Entah mengapa, Gu Lingzhi merasa kalimat itu terpaksa keluar dengan susah payah. Ia menatapnya dan merasa bahwa itu hanyalah rasa bersalah yang membuatnya terlalu banyak berpikir, sehingga ia hanya menjawab dengan kalimat sederhana, “Lama tidak bertemu.”
Mendengar jawaban singkat dan sederhana itu, senyum Rong Yuan sedikit goyah. Ia berusaha keras menahan diri untuk tidak langsung memeluk Gu Lingzhi dan memberinya pelajaran. Sebaliknya, ia menatap Gu Linglong yang masih tertegun.
“Jika Anda tidak ingin mengundurkan diri dari ujian, sebaiknya Anda segera pergi ke belakang dan mulai mengantre. Royal School tidak kekurangan siswa berbakat. Tentu saja, sekolah tidak akan menerima orang bodoh yang menggunakan ayah mereka sebagai tameng.”
Kalimat ini jelas ditujukan kepada Gu Linglong yang hendak menyebutkan nama Gu Rong.
“Pangeran Ketiga… apa kau tidak merasakan sedikit pun rasa persahabatan kepadaku?” Wajah Gu Linglong memerah. Ekspresi Rong Yuan membuatnya merasa bingung.
“Nyonya Gu, saya harap Anda bisa memahami ini dengan jelas. Tidak pernah ada apa pun di antara kita, dari mana persahabatan ini seharusnya berasal?” Rong Yuan menatap Gu Lingzhi dengan penuh arti lalu pergi.
Pada saat itu, beberapa orang menyadari bahwa sekelompok tentara terlatih telah mengikuti Rong Yuan dari belakang untuk berpatroli selama ujian berlangsung.
“Aku tidak pernah menyangka bahwa yang bertugas berpatroli dan menjaga ketertiban kali ini adalah Pangeran Ketiga. Mereka menggunakan talenta hebat untuk tugas-tugas remeh seperti ini. Ini benar-benar berlebihan,” Ye Fei menghela napas. Kemudian dia sengaja meninggikan suaranya, “Lingzhi, ayo kita ke belakang dulu kalau-kalau adikmu membuat masalah lagi dan menyebabkan Pangeran Ketiga datang lagi. Jika kita terlibat, kita tidak akan mampu menanggung konsekuensinya.”
Ia tak lagi mempedulikan Gu Linglong dan menarik Gu Lingzhi ke belakang antrean.

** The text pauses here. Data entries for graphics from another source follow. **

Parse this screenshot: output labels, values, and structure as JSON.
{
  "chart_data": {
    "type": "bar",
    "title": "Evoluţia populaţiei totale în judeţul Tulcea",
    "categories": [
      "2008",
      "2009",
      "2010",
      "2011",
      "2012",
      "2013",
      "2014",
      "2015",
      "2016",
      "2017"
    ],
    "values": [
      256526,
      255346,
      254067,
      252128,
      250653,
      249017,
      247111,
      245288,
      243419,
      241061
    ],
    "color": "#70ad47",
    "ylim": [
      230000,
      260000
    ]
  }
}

Ia menikmati kesialan Gu Linglong sambil terkekeh, “Putaran pertama hanya dialokasikan waktu satu hari. Mereka yang tidak mendapat giliran sebelum langit gelap hanya bisa menunggu hingga tahun berikutnya. Tidak diketahui apakah adikmu akan bisa datang sebelum gelap atau tidak.”